Vote ‘yes’ on Proposal 3
Americans pride themselves on living in a land where the right to “life, liberty, and pursuit of happiness” is enshrined in our most cherished documents. But we cannot claim that there is any truth to this doctrine if the medium through which we actually live that life, our very physical bodies, are not uniquely under our own personal decision-making control. For roughly 50% of the country, this is what is at stake with Proposal 3 in the upcoming election. Will we allow those with the capacity to become pregnant the chance to dictate whether that is a bodily outcome they desire? Or do we suddenly consider that particularly the women of this nation do not deserve to pursue their own happiness, dictate the potential for their own life, and have the liberty to do so?
Bodily autonomy is not specified in our founding documents, and yet it has long been understood to be the very foundation of freedom itself. We allow people to accept or refuse medical care as they see fit. We allow them to choose unscientific, medically unsupported alternative care if that’s what they wish. As the COVID-19 epidemic has too vividly shown, even when the good of society is at stake, we do not force people to be vaccinated or to vaccinate their children. Even in extreme cases, personal decision-making over one’s own body remains sacred: if a child with a rare blood type can only be saved by a single person’s donation of plasma, that person cannot be forced to donate it.
And yet somehow whether a person has the right to make decisions about one of the most intimate, personal, and potential life-altering issues — reproduction — is something that we find on the ballot. How is this even a question? But there is a very easy answer. Proposal 3 will ensure every Michigan citizen, and those who visit our state, will have the right to make decisions about all aspects of their reproductive health, from contraception to childbirth, to pre- and post-natal care, to whether a pregnancy is carried to term or whether, due to personal decision or the acts of nature, it is ended. Surely there is no issue more related to “life, liberty and the pursuit of happiness” than what our family will be, or even if we wish to have one.

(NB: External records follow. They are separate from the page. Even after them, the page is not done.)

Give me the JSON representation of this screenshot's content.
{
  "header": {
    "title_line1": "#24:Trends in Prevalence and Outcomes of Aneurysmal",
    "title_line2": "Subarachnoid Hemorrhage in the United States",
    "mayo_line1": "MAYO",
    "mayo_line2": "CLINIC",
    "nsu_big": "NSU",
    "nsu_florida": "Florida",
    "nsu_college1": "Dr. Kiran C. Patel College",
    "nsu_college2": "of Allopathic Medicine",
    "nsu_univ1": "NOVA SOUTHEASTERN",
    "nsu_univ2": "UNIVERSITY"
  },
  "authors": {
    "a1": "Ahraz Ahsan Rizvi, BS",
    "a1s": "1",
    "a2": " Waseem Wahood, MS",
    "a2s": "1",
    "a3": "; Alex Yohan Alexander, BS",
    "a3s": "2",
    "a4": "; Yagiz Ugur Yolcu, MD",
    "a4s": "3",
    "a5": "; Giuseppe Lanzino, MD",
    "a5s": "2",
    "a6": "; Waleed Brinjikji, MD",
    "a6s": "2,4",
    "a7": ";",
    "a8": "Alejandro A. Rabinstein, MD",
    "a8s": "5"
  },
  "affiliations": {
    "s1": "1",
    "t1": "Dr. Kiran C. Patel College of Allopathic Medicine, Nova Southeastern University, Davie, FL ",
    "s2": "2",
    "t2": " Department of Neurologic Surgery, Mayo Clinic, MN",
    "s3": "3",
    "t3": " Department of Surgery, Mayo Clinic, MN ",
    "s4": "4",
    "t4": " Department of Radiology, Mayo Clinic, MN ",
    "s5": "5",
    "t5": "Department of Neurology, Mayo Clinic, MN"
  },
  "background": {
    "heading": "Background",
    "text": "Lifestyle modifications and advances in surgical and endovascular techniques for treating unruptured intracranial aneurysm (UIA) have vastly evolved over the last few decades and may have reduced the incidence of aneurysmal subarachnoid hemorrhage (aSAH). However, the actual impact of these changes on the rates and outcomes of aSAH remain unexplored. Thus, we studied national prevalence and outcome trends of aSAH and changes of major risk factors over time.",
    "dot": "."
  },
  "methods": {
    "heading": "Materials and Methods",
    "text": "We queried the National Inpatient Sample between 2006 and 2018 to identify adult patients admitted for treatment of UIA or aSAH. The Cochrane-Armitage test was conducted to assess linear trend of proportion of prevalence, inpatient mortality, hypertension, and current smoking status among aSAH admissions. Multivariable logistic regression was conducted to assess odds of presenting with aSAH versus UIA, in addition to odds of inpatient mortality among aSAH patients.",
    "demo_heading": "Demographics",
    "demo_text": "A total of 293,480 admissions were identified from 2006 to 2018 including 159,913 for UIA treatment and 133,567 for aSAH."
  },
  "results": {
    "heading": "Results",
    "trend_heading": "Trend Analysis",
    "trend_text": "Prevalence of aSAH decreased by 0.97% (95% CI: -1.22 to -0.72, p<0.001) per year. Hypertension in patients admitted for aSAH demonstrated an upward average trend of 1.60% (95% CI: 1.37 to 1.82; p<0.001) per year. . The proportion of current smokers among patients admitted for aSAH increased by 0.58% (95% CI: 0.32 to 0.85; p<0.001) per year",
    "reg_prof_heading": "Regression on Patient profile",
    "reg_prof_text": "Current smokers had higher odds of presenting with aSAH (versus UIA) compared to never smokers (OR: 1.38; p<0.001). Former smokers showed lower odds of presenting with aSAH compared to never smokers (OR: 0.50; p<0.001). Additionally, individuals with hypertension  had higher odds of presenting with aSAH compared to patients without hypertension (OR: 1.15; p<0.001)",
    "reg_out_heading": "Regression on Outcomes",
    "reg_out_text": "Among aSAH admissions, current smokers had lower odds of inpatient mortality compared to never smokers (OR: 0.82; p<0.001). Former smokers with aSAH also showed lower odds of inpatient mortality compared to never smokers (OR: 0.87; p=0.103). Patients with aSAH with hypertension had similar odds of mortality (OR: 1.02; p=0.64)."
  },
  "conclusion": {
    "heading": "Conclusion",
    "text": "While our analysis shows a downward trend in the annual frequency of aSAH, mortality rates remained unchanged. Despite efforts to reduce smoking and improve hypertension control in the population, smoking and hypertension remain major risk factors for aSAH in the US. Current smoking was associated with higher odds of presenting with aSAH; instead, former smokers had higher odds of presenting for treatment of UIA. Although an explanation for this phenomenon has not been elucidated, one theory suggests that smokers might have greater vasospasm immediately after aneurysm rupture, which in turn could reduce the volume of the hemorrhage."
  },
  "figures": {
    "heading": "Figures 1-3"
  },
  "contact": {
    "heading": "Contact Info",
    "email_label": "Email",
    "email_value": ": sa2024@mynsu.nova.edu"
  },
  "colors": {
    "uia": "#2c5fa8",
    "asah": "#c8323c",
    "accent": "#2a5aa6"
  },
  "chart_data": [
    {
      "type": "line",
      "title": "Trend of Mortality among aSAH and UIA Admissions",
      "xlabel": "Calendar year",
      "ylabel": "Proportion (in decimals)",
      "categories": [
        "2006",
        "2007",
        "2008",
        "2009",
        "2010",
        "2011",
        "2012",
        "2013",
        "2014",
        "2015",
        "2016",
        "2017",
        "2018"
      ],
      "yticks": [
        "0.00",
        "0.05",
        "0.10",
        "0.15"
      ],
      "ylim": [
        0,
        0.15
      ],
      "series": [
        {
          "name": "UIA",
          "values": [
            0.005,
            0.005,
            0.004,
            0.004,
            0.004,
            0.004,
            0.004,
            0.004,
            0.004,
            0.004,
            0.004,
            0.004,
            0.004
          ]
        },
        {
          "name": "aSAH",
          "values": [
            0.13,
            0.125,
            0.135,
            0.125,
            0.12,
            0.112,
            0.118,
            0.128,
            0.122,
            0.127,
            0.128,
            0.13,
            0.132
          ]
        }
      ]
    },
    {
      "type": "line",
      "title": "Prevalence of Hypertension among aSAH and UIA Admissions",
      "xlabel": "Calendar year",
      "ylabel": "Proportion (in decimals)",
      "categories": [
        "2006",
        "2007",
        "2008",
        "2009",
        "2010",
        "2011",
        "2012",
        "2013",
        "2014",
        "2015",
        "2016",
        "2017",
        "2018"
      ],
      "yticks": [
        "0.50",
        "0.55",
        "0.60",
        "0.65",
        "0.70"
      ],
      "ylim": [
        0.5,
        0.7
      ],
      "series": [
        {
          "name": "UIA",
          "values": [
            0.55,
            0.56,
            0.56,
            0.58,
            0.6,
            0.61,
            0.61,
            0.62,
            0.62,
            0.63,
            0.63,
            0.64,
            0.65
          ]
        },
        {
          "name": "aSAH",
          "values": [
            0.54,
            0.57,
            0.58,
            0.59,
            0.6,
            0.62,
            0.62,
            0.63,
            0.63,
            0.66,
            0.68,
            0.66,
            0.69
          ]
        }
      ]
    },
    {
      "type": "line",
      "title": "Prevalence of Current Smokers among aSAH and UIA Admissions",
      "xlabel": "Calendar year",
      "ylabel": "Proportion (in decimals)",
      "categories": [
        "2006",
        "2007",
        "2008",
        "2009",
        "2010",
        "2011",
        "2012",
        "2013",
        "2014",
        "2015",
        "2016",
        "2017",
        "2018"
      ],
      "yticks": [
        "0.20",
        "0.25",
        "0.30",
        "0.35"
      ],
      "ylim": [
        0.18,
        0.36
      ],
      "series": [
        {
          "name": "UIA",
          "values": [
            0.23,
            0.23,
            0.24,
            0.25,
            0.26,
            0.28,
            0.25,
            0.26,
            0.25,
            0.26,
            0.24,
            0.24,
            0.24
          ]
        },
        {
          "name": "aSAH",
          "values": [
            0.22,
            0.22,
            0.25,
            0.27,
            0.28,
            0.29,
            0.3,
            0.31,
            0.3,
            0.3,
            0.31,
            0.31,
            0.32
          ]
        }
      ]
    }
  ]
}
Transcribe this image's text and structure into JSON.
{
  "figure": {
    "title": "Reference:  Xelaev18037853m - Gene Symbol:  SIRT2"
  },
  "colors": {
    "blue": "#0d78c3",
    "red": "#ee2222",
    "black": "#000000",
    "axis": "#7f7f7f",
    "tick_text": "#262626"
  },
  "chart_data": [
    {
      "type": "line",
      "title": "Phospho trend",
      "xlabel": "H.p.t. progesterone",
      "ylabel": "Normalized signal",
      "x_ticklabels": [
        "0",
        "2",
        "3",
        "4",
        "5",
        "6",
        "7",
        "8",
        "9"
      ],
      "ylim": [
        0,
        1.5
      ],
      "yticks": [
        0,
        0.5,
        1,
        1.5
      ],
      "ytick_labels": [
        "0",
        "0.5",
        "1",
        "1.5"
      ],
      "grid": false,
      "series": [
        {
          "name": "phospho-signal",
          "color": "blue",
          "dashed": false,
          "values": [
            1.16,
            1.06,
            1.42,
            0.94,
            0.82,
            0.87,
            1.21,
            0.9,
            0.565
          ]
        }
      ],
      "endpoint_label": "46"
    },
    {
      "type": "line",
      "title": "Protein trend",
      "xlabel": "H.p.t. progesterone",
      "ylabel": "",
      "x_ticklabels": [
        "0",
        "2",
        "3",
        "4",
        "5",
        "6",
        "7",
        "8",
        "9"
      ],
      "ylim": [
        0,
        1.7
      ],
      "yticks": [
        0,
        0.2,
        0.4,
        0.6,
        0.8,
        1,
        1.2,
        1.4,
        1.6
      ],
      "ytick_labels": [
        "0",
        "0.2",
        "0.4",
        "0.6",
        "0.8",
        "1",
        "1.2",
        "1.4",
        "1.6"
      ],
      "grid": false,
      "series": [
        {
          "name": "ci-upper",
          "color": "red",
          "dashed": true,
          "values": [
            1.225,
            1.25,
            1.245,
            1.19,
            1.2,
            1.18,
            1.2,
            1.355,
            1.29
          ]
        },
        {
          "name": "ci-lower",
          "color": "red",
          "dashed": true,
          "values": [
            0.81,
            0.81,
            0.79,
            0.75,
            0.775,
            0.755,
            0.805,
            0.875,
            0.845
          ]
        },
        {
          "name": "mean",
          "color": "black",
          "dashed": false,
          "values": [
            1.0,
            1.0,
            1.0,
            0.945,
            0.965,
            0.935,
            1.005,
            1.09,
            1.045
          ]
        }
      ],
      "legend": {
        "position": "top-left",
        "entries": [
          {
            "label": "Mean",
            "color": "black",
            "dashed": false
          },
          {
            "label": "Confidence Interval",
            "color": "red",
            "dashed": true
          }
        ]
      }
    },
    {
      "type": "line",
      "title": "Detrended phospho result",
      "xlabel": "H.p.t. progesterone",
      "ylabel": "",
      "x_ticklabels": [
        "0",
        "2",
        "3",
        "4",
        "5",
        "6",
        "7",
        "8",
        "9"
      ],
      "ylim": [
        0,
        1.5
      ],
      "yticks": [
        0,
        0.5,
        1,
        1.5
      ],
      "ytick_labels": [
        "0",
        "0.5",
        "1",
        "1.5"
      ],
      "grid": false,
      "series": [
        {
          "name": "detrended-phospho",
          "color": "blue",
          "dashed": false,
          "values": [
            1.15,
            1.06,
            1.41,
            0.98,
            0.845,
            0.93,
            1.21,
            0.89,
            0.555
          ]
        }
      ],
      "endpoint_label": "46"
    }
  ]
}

We cannot, on the one hand, claim to uphold these great American values while leaving the door open for them to be denied to a significant percentage of our population. The citizens of Michigan deserve better. I strongly encourage everyone to vote “YES” for Proposition 3 in our upcoming election. Let us show our fellow Michiganders and the rest of America that we truly believe in the equal rights of all to live up to the promise of those words in our Declaration of Independence, and ensure that everyone in our state has the independence to do so.